Als je wil weten of jij binnen het team te vertrouwen bent, kun je jezelf deze vragen stellen:

  • Spreek ik mét mensen in plaats van óver hen?
  • Klaag ik over allerhande zaken, of draag ik bij aan groei en verandering/verbetering ervan?
  • Laat ik mezelf aanspreken als een ander vindt dat ik iets verkeerd doe?
  • Deel ik persoonlijke zaken, die van invloed zijn op mijn functioneren?

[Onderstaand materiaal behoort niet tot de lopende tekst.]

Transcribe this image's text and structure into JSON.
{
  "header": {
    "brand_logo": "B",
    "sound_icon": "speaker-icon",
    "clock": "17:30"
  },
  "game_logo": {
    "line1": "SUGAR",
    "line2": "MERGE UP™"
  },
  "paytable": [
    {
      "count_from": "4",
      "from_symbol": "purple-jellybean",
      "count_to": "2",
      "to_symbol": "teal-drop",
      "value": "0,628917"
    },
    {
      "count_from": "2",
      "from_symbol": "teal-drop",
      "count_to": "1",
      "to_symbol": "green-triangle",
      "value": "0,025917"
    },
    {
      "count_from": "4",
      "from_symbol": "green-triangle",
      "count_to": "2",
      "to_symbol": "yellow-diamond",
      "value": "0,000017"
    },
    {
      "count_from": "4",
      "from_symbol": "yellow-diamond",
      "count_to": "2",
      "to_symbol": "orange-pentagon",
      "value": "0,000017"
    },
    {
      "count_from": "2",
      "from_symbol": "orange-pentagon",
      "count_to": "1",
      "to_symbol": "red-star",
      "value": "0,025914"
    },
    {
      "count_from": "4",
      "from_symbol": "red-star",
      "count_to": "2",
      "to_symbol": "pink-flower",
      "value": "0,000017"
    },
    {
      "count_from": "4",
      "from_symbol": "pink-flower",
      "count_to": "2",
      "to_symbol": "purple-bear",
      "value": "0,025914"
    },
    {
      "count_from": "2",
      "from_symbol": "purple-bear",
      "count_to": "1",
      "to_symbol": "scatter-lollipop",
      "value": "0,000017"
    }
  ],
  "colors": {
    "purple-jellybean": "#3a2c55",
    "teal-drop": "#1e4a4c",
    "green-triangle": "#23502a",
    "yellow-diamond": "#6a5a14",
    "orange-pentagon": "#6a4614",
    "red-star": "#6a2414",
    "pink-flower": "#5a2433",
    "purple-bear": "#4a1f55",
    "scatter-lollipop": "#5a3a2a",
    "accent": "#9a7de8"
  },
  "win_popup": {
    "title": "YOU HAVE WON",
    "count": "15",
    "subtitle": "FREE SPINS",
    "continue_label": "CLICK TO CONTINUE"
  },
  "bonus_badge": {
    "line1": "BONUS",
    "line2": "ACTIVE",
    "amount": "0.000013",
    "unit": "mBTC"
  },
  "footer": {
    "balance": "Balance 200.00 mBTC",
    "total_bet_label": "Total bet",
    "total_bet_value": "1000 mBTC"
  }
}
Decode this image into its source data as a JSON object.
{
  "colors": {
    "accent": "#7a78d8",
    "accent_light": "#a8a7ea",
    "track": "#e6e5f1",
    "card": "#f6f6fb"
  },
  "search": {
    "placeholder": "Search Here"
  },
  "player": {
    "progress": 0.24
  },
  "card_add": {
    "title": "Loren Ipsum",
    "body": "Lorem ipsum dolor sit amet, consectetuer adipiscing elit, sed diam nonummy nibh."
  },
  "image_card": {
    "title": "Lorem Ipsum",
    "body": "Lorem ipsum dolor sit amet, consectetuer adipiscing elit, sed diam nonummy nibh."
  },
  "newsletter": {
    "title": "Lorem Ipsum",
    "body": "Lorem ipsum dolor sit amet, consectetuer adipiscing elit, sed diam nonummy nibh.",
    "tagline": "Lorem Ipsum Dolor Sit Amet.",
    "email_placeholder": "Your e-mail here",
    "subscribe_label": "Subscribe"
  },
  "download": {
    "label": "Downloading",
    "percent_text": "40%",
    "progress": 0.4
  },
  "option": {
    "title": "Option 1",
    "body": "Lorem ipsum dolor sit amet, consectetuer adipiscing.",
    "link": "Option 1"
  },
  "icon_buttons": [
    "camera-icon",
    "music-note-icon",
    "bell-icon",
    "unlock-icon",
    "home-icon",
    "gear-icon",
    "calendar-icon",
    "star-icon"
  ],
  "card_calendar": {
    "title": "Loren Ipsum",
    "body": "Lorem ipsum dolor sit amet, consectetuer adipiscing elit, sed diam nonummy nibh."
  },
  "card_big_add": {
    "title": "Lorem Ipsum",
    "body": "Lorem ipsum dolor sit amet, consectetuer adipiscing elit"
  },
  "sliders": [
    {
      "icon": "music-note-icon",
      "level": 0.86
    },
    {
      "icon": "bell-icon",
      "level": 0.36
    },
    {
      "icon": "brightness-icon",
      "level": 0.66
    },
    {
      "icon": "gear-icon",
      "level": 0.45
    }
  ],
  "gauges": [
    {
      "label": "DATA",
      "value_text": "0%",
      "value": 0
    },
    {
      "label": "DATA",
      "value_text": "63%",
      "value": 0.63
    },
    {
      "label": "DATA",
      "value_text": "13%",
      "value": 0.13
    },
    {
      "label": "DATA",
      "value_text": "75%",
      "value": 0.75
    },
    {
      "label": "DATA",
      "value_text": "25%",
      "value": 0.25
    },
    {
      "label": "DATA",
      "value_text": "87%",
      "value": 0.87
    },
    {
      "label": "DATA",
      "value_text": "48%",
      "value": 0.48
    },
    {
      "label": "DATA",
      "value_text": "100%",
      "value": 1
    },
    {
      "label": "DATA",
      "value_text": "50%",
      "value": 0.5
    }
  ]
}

In ons vak is het belangrijk dat we in een split second op elkaar kunnen rekenen. Daar waar het goed gaat, geeft dat een heel tof gevoel van hecht teamwork. Hoe groot of hoe klein (2) dat team ook is.

Als een casus stroef loopt, komt er gemakkelijk zand tussen de tandwielen van vertrouwen als na afloop niet wordt besproken waar de haperingen zaten.

Ik geloof dat we hier nog een flinke verbeterslag kunnen maken.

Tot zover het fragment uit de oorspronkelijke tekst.